What is a Close Ended Mortgage?
A close ended home equity loan is, in essence, a second mortgage. For lenders, this type of loan or mortgage carries a much higher level of risk. The increased risk is attributed to the fact that with one home serving as collateral for two mortgages, a default will cost one of the lenders money. If a home is defaulted on and there are two mortgages in existence, the first mortgage would be paid off through a foreclosure auction before the second mortgage would be repaid.
How is the Money Received?
A close ended home equity loan or second mortgage is characterized by a lump sum of money borrowed on the home. This money is not revolving in that the homeowner will not be able to borrow any additional money until the close ended home equity loan or second mortgage is paid off in full.
How Much Can be Borrowed?
Lenders will most often allow 100% of the home’s equity as a basis for the amount the homeowner will be allowed to borrow. In very rare cases, a lender may exercise the option to allow more than the equity in the home to be borrowed, but this is not the common practice.
What is the Repayment Term?
Repayment of a close ended home equity loan usually occurs over a period of 15 years with a fixed interest rate.
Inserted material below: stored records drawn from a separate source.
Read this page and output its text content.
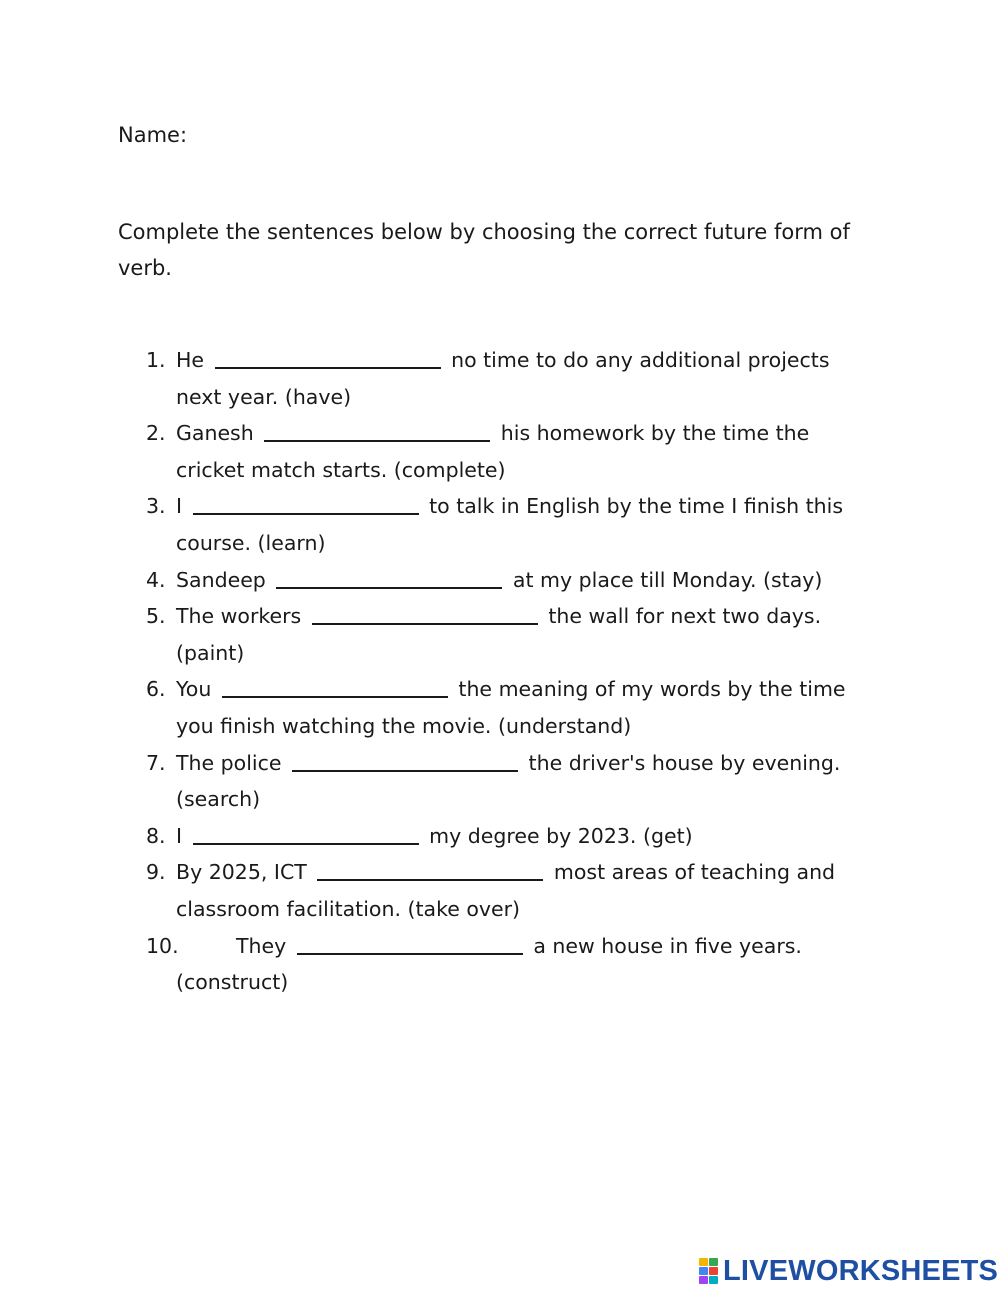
Name:
Complete the sentences below by choosing the correct future form of verb.
1. He	no time to do any additional projects
next year. (have)
2. Ganesh	his homework by the time the
cricket match starts. (complete)
3. I	to talk in English by the time I finish this
course. (learn)
4. Sandeep	at my place till Monday. (stay)
5. The workers	the wall for next two days.
(paint)
6. You	the meaning of my words by the time
you finish watching the movie. (understand)
7. The police	the driver's house by evening.
(search)
8. I	my degree by 2023. (get)
9. By 2025, ICT	most areas of teaching and
classroom facilitation. (take over)
10.	They	a new house in five years.
(construct)
LIVEWORKSHEETS
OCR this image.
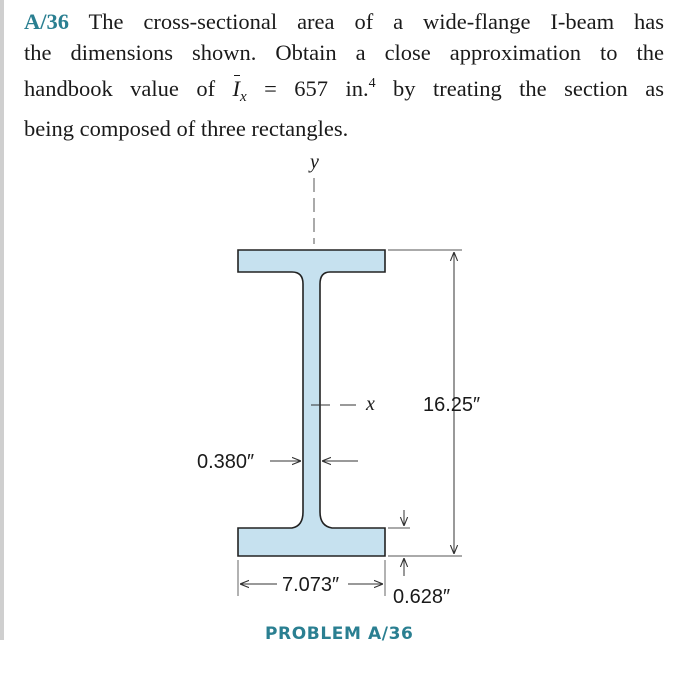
A/36 The cross-sectional area of a wide-flange I-beam has
the dimensions shown. Obtain a close approximation to the
handbook value of $I_x = 657$ in.$^4$ by treating the section as
being composed of three rectangles.
y
x 16.25″
0.380″
0.628″
7.073″
PROBLEM A/36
Homeowners are offered the option of a shorter repayment period with a balloon payment at the end of the second mortgage repayment schedule.
Close ended home equity loans are available to homeowners for any purchase they desire. The lender does not place any rules or regulations on what can be purchased with the monies borrow. In most cases, homeowners will borrow a second mortgage for large expenses such as college educations, home improvements, or family catastrophes.
A close ended home equity loan is a loan based on a home’s market value minus the current mortgage amount. Homeowners have several options when choosing a close ended mortgage, but must remember lenders are more resistant to granting second mortgages due to the higher risk of default.